La volonté n'était-elle pas d'organiser un passage en force du décret ?
Non. Cela n'empêchera pas les contestations. Après le vote, il y en aura encore. Personne ne pense que cela va éteindre la colère. Cela permettra simplement de bénéficier d'un cadre juridique. J'espère que le gouvernement prendra des mesures d'accompagnement qui permettront de limiter autant que possible les impacts négatifs des mesures qui sont prises.
L'opposition vous accuse de ne pas avoir respecté le règlement du Parlement, qui impose un délai minimum de 84 heures entre l'approbation d'un rapport de commission et son examen en séance plénière…
Depuis maintenant quelques jours, l'opposition m'accuse un peu de tous les maux. Il est bien clair que le délai de 84 heures n'est pas respecté à la lettre. En conférence des présidents, hier, j'ai été le premier à le faire savoir. Mais il faut comprendre que ce délai sert à permettre aux parlementaires de prendre connaissance des textes et des rapports, d'être bien informés au moment où la séance plénière se réunit, pour voter un texte. Honnêtement, ça fait des mois que des discussions ont lieu sur les mesures, elles ont été annoncées dès le mois d'octobre et intégrées dans le budget voté en 2026. Elles ont fait l'objet de ce décret-programme qui a été posé sur la table du Parlement dès le mois de mai. Les discussions ont eu lieu de manière approfondie.

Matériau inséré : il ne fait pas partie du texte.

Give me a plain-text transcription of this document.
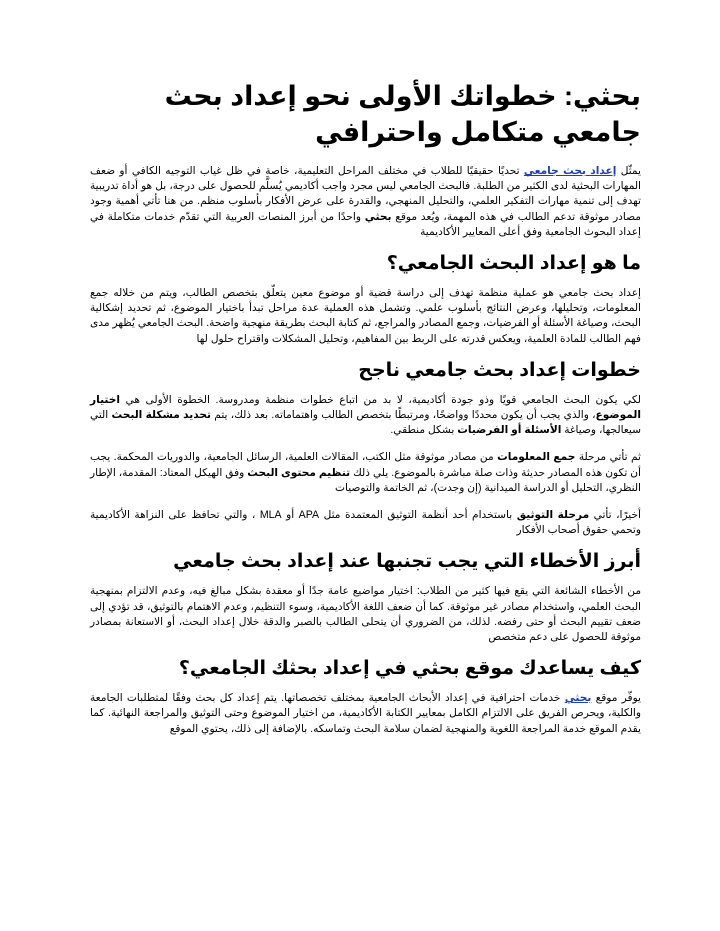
بحثي: خطواتك الأولى نحو إعداد بحث جامعي متكامل واحترافي

يمثّل إعداد بحث جامعي تحديًا حقيقيًا للطلاب في مختلف المراحل التعليمية، خاصة في ظل غياب التوجيه الكافي أو ضعف المهارات البحثية لدى الكثير من الطلبة. فالبحث الجامعي ليس مجرد واجب أكاديمي يُسلَّم للحصول على درجة، بل هو أداة تدريبية تهدف إلى تنمية مهارات التفكير العلمي، والتحليل المنهجي، والقدرة على عرض الأفكار بأسلوب منظم. من هنا تأتي أهمية وجود مصادر موثوقة تدعم الطالب في هذه المهمة، ويُعد موقع بحثي واحدًا من أبرز المنصات العربية التي تقدّم خدمات متكاملة في إعداد البحوث الجامعية وفق أعلى المعايير الأكاديمية

ما هو إعداد البحث الجامعي؟

إعداد بحث جامعي هو عملية منظمة تهدف إلى دراسة قضية أو موضوع معين يتعلّق بتخصص الطالب، ويتم من خلاله جمع المعلومات، وتحليلها، وعرض النتائج بأسلوب علمي. وتشمل هذه العملية عدة مراحل تبدأ باختيار الموضوع، ثم تحديد إشكالية البحث، وصياغة الأسئلة أو الفرضيات، وجمع المصادر والمراجع، ثم كتابة البحث بطريقة منهجية واضحة. البحث الجامعي يُظهر مدى فهم الطالب للمادة العلمية، ويعكس قدرته على الربط بين المفاهيم، وتحليل المشكلات واقتراح حلول لها

خطوات إعداد بحث جامعي ناجح

لكي يكون البحث الجامعي قويًا وذو جودة أكاديمية، لا بد من اتباع خطوات منظمة ومدروسة. الخطوة الأولى هي اختيار الموضوع، والذي يجب أن يكون محددًا وواضحًا، ومرتبطًا بتخصص الطالب واهتماماته. بعد ذلك، يتم تحديد مشكلة البحث التي سيعالجها، وصياغة الأسئلة أو الفرضيات بشكل منطقي.

ثم تأتي مرحلة جمع المعلومات من مصادر موثوقة مثل الكتب، المقالات العلمية، الرسائل الجامعية، والدوريات المحكمة. يجب أن تكون هذه المصادر حديثة وذات صلة مباشرة بالموضوع. يلي ذلك تنظيم محتوى البحث وفق الهيكل المعتاد: المقدمة، الإطار النظري، التحليل أو الدراسة الميدانية (إن وجدت)، ثم الخاتمة والتوصيات

أخيرًا، تأتي مرحلة التوثيق باستخدام أحد أنظمة التوثيق المعتمدة مثل APA أو MLA ، والتي تحافظ على النزاهة الأكاديمية وتحمي حقوق أصحاب الأفكار

أبرز الأخطاء التي يجب تجنبها عند إعداد بحث جامعي

من الأخطاء الشائعة التي يقع فيها كثير من الطلاب: اختيار مواضيع عامة جدًا أو معقدة بشكل مبالغ فيه، وعدم الالتزام بمنهجية البحث العلمي، واستخدام مصادر غير موثوقة. كما أن ضعف اللغة الأكاديمية، وسوء التنظيم، وعدم الاهتمام بالتوثيق، قد تؤدي إلى ضعف تقييم البحث أو حتى رفضه. لذلك، من الضروري أن يتحلى الطالب بالصبر والدقة خلال إعداد البحث، أو الاستعانة بمصادر موثوقة للحصول على دعم متخصص

كيف يساعدك موقع بحثي في إعداد بحثك الجامعي؟

يوفّر موقع بحثي خدمات احترافية في إعداد الأبحاث الجامعية بمختلف تخصصاتها. يتم إعداد كل بحث وفقًا لمتطلبات الجامعة والكلية، ويحرص الفريق على الالتزام الكامل بمعايير الكتابة الأكاديمية، من اختيار الموضوع وحتى التوثيق والمراجعة النهائية. كما يقدم الموقع خدمة المراجعة اللغوية والمنهجية لضمان سلامة البحث وتماسكه. بالإضافة إلى ذلك، يحتوي الموقع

On ne peut pas raisonnablement soutenir que le Parlement ne serait pas informé du contenu des discussions.
La conférence des présidents a donc considéré que les conditions étaient réunies pour que l'information soit suffisamment partagée avec l'ensemble des parlementaires et que l'on puisse, nonobstant le délai de 84 heures, réunir la séance plénière. Il est vraiment excessif de parler d'un déni de démocratie.
Le processus de vote sera-t-il néanmoins légal sachant que son organisation ne respecte pas le règlement ?
Le règlement n'est pas une loi en soi, et un décret ne peut pas être contesté parce que le délai fixé dans un règlement n'aurait pas été respecté. La Cour constitutionnelle peut être saisie, mais elle ne se prononce jamais sur le respect du règlement d'ordre intérieur parce que ce n'est pas un facteur déterminant dans la validité du texte qui est voté. Il n'y aura donc pas d'insécurité juridique sur cet aspect-là.
L'ensemble de l'opposition appelle toutefois à votre démission…
Je pense qu'ils s'échauffent et que l'on est dans un emballement excessif. Cela fait 25 ans que je suis au service de la démocratie à travers une série de fonctions. Depuis le début de cette législature, je préside le Parlement et que je démontre que je suis au service de l'Assemblée, et non pas d'une majorité. Ici, on me fait porter un chapeau qui est beaucoup trop large pour moi. Je n'ai pas les pleins pouvoirs. La décision qui est contestée est celle de la conférence des présidents, pas du président.